In this paper, we propose a conceptual model, called compressed sensing RNAi (csRNAi), which employs a unique combination of group of small interfering RNAs (siRNAs) to knockdown a much larger size of genes. This strategy is based on the fact that one gene can be partially bound with several small interfering RNAs (siRNAs) and conversely, one siRNA can bind to a few genes with distinct binding affinity. This model constructs a multi-to-multi correspondence between siRNAs and their targets, with siRNAs much fewer than mRNA targets, compared with the conventional scheme. Mathematically this problem involves an underdetermined system of equations (linear or nonlinear), which is ill-posed in general. However, the recently developed compressed sensing (CS) theory can solve this problem. We present a mathematical model to describe the csRNAi system based on both CS theory and biological concerns. To build this model, we first search nucleotide motifs in a target gene set.
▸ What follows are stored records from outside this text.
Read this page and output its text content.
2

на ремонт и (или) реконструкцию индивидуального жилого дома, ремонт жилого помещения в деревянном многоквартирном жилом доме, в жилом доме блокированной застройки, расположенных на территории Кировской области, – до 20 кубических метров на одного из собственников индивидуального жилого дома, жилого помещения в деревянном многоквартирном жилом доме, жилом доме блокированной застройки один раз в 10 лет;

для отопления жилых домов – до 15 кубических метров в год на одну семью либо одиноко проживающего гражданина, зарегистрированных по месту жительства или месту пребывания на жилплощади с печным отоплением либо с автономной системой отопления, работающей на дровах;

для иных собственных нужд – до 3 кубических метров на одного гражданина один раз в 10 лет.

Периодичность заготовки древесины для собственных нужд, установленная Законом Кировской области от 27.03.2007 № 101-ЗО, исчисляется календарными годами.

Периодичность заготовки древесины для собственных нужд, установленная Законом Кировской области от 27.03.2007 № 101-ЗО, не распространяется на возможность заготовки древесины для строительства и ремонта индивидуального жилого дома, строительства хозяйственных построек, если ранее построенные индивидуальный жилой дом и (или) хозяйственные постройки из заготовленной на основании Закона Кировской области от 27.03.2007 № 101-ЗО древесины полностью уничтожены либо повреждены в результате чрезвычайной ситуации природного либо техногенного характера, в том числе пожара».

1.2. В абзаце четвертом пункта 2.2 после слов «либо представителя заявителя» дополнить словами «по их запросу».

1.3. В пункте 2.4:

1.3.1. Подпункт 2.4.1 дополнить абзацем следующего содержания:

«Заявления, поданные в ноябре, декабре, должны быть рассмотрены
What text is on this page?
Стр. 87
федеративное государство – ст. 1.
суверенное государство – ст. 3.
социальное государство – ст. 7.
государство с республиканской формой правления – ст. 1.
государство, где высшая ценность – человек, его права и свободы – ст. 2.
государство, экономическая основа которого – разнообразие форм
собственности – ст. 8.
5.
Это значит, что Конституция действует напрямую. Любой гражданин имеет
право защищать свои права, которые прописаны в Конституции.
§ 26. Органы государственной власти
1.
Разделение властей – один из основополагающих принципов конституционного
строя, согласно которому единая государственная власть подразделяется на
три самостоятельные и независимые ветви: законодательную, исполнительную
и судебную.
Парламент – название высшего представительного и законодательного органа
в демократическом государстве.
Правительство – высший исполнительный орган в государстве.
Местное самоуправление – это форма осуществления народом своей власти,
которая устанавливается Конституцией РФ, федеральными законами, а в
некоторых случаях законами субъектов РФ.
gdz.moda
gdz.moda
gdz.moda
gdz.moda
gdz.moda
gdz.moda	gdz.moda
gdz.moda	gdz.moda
Then we propose a machine learning based method to find the effective siRNAs with novel features, such as image features and speech features to describe an siRNA sequence. Numerical simulations show that we can reduce the siRNA library to one third of that in the conventional scheme. In addition, the features to describe siRNAs outperform the existing ones substantially.

Conclusions

This csRNAi system is very promising in saving both time and cost for large-scale RNAi screening experiments which may benefit the biological research with respect to cellular processes and pathways.